Capital Gain Property

This is property that would result in a capital gain if you were to sell it at its fair market value.  Capital gain property includes capital assets held more than one year, such as stocks, bonds, jewelry, coin or stamp collections, cars, and furniture.  It also includes real property and depreciable property used in your trade or business.

The general rule is that your charitable deduction for a gift of capital gain property is the fair market value.  If the following exceptions apply, you would have to reduce the fair market value by any capital gain you would realize on a sale:

  1. You contribute the property to private non-operating foundations, that do not qualify for the 50% limit (the limit on your contributions as a percentage of adjusted gross income, that applies to most charitable organizations).
  2. You contribute tangible personal property that is put to a different use by the charity.
  3. You choose the 50% limit instead of the 30% limit.  (These limits are described below.)

Donation of a Vehicle

If you donate a vehicle, the amount of your deduction depends on what the charitable organization does with the vehicle.

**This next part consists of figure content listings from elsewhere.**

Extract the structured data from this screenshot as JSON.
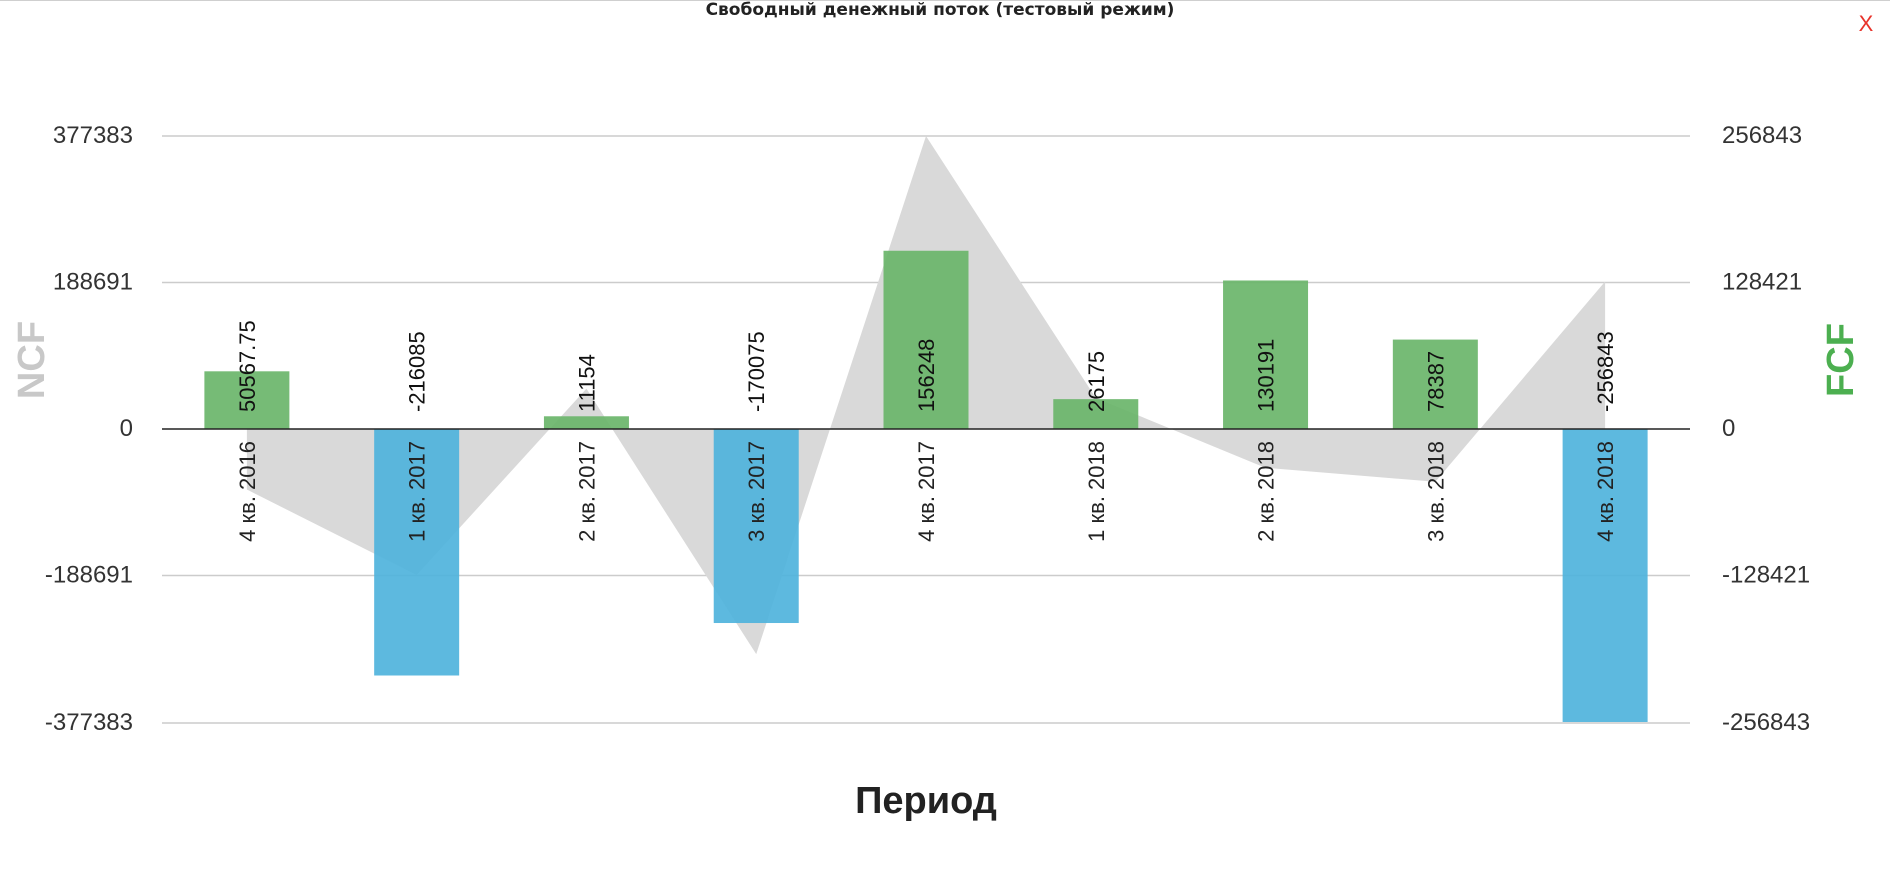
{
  "dialog": {
    "title": "Свободный денежный поток (тестовый режим)",
    "close_label": "X"
  },
  "colors": {
    "positive_bar": "#6ab56a",
    "negative_bar": "#4fb3dc",
    "area": "#d9d9d9",
    "fcf_axis_title": "#4caf50",
    "ncf_axis_title": "#c8c8c8",
    "grid": "#cccccc",
    "baseline": "#222222"
  },
  "chart_data": {
    "type": "bar",
    "xlabel": "Период",
    "categories": [
      "4 кв. 2016",
      "1 кв. 2017",
      "2 кв. 2017",
      "3 кв. 2017",
      "4 кв. 2017",
      "1 кв. 2018",
      "2 кв. 2018",
      "3 кв. 2018",
      "4 кв. 2018"
    ],
    "bar_labels": [
      "50567.75",
      "-216085",
      "11154",
      "-170075",
      "156248",
      "26175",
      "130191",
      "78387",
      "-256843"
    ],
    "series": [
      {
        "name": "FCF",
        "type": "bar",
        "axis": "right",
        "values": [
          50567.75,
          -216085,
          11154,
          -170075,
          156248,
          26175,
          130191,
          78387,
          -256843
        ]
      },
      {
        "name": "NCF",
        "type": "area",
        "axis": "left",
        "values": [
          -78000,
          -188000,
          52000,
          -290000,
          377383,
          40000,
          -50000,
          -68000,
          190000
        ]
      }
    ],
    "left_axis": {
      "title": "NCF",
      "range": [
        -377383,
        377383
      ],
      "ticks": [
        "377383",
        "188691",
        "0",
        "-188691",
        "-377383"
      ]
    },
    "right_axis": {
      "title": "FCF",
      "range": [
        -256843,
        256843
      ],
      "ticks": [
        "256843",
        "128421",
        "0",
        "-128421",
        "-256843"
      ]
    },
    "grid": true
  }
}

  • If the charity turns it over to a dealer who auctions off the vehicle, you can only deduct the amount of the proceeds from the auction.  By law, the charity has to send you an acknowledgment of this transaction within 30 days.
  • If the charity makes a "significant intervening use" of the vehicle in its charitable work, or gives it to a beneficiary, or sells it to a needy individual at a price that is significantly below the market price, you can deduct the fair market value.

You should receive a certification from the charitable organization within 30 days.  You should keep a record of the car — make, model, year, mileage, and a photo showing its condition, if possible, as support for the amount you are deducting.